The name for the project, Summula Pictoria, communicates the effort’s breadth and modesty: 235 full-colored, double-sided pictures—each no bigger than a page in a book—drawn with metal-tipped dip pens, paintbrushes, and pigment-based inks, on calfskin vellum. The project, Matsui says, while ambitious, seeks to embody everything he wants to say about religious art.
“When I look back on my career, I want to be able to say, I drew the life of Christ and the scenes of the Old Testament that I think are the most important liturgically and, in the Old Testament pictures, as prefigurements for the most important liturgically and theologically significant events of the Bible.”
Mirroring the liturgy, the pictures will be drawn with the same telltale Gothic economy of detail that has informed all Mitsui’s work.
“I want to make everything that goes into each picture significant and don’t want it to be merely ornament,” he says. “I won’t put something in because this backdrop would look nice with sunflowers in it.
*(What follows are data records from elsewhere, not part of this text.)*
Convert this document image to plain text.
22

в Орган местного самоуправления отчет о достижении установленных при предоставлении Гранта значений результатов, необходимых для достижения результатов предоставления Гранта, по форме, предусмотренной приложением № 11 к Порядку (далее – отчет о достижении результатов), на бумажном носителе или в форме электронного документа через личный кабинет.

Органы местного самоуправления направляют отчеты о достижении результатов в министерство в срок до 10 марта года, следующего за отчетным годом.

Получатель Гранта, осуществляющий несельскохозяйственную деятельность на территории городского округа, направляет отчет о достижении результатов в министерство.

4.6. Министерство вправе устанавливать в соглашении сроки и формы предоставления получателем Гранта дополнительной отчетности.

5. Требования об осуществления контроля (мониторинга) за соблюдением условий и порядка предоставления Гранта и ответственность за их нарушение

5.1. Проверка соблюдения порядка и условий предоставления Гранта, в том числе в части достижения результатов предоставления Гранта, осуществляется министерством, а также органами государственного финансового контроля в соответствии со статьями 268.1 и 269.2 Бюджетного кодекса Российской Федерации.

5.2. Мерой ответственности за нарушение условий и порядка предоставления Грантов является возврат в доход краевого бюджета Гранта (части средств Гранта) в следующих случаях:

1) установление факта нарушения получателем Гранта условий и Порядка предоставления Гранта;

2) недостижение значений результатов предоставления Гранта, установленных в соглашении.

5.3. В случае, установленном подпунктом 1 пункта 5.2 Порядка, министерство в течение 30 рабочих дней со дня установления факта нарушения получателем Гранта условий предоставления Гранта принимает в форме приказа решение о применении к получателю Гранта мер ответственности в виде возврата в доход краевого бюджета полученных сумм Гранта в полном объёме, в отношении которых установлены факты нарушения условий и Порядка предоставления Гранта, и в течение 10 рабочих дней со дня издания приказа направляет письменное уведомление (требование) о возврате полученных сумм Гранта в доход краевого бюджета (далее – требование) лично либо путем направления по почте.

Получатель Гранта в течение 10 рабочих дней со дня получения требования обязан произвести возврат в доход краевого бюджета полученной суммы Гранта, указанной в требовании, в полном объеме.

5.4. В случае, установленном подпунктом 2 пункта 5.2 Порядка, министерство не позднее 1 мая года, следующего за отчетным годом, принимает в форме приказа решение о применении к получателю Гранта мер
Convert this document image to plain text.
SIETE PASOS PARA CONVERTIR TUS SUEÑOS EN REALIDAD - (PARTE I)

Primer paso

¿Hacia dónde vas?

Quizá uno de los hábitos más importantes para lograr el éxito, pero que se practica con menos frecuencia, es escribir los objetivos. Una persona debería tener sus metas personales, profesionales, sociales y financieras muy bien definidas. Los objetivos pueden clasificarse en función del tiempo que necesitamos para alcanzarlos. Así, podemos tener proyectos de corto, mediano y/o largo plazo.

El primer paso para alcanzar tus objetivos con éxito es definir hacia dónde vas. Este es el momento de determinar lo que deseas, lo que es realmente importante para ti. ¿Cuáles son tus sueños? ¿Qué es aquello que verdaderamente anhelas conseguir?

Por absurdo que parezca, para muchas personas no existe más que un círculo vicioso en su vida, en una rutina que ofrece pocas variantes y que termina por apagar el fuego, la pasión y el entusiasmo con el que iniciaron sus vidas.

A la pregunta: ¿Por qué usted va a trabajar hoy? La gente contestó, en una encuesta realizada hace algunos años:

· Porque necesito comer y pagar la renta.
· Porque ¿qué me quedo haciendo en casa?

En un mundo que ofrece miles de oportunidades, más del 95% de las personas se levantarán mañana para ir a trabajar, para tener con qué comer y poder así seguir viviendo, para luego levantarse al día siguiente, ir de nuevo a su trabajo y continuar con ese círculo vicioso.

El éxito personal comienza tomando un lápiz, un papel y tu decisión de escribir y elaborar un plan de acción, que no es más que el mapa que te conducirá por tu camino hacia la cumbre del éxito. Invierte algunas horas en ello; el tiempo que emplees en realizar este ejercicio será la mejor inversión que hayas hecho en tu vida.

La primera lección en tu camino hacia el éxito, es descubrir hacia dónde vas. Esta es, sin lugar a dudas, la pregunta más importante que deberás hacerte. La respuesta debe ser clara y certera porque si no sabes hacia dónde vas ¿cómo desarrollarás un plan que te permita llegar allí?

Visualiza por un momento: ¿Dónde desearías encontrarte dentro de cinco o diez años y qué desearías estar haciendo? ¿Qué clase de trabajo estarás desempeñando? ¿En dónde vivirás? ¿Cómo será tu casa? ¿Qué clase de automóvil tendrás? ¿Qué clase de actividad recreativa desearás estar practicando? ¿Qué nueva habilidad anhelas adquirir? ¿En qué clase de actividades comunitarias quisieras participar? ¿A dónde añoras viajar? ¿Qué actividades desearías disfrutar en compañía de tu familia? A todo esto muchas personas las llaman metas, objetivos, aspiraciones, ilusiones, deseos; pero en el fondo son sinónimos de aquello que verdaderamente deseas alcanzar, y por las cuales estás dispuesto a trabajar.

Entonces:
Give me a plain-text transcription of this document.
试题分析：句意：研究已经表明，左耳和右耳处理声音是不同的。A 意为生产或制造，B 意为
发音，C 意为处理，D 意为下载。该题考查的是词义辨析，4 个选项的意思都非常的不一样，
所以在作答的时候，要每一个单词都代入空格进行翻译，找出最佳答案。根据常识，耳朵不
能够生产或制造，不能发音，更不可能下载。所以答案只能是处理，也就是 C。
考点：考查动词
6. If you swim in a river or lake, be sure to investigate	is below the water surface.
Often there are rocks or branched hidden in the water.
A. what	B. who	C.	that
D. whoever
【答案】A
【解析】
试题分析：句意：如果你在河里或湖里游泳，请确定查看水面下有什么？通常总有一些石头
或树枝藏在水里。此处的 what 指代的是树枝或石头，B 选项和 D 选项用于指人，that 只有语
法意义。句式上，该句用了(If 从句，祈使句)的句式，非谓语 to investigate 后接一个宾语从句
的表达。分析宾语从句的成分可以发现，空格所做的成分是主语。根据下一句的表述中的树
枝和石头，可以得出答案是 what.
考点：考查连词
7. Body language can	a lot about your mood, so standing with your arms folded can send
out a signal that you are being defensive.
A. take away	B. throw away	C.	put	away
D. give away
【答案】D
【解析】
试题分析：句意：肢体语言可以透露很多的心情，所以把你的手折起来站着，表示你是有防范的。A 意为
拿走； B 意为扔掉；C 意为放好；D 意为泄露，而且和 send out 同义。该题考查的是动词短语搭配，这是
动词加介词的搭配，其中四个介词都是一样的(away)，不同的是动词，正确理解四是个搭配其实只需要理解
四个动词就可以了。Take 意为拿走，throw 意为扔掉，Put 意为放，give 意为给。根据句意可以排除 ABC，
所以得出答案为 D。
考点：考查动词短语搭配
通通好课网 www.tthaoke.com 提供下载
I want every element to convey something—to place it in its actual location.”
The project will also strive for the same popular appeal that has been a hallmark of Mitsui’s style.
“My hope is that [the Summula Pictoria] will be useful to anyone who wants to make religious art, or to understand it,” he states on his website. “My idea is not to make a scholarly text or a university course; it is to offer, free of charge, something more accessible, comparable perhaps to a cookbook in which a professional chef shares his recipes.”
Setting up a website to chronicle this cookbook-in-the-making, Mitsui invites the public to visit his blog, danielmitsui.blogspot.com.
At Home—Yet Not Home Yet
Having found a place to call home in rural Indiana, Mitsui knows that his geographical identity is not nearly as important as his artistic identity and, ultimately, his supernatural destiny.
“Sacred art,” he notes in his August lecture at St. Cantius Church, “does not have a geographic or chronological center; it has, rather, two foci, like a planetary orbit. These correspond to tradition and to beauty; one is the foot of the Cross; the other is the Garden of Eden.”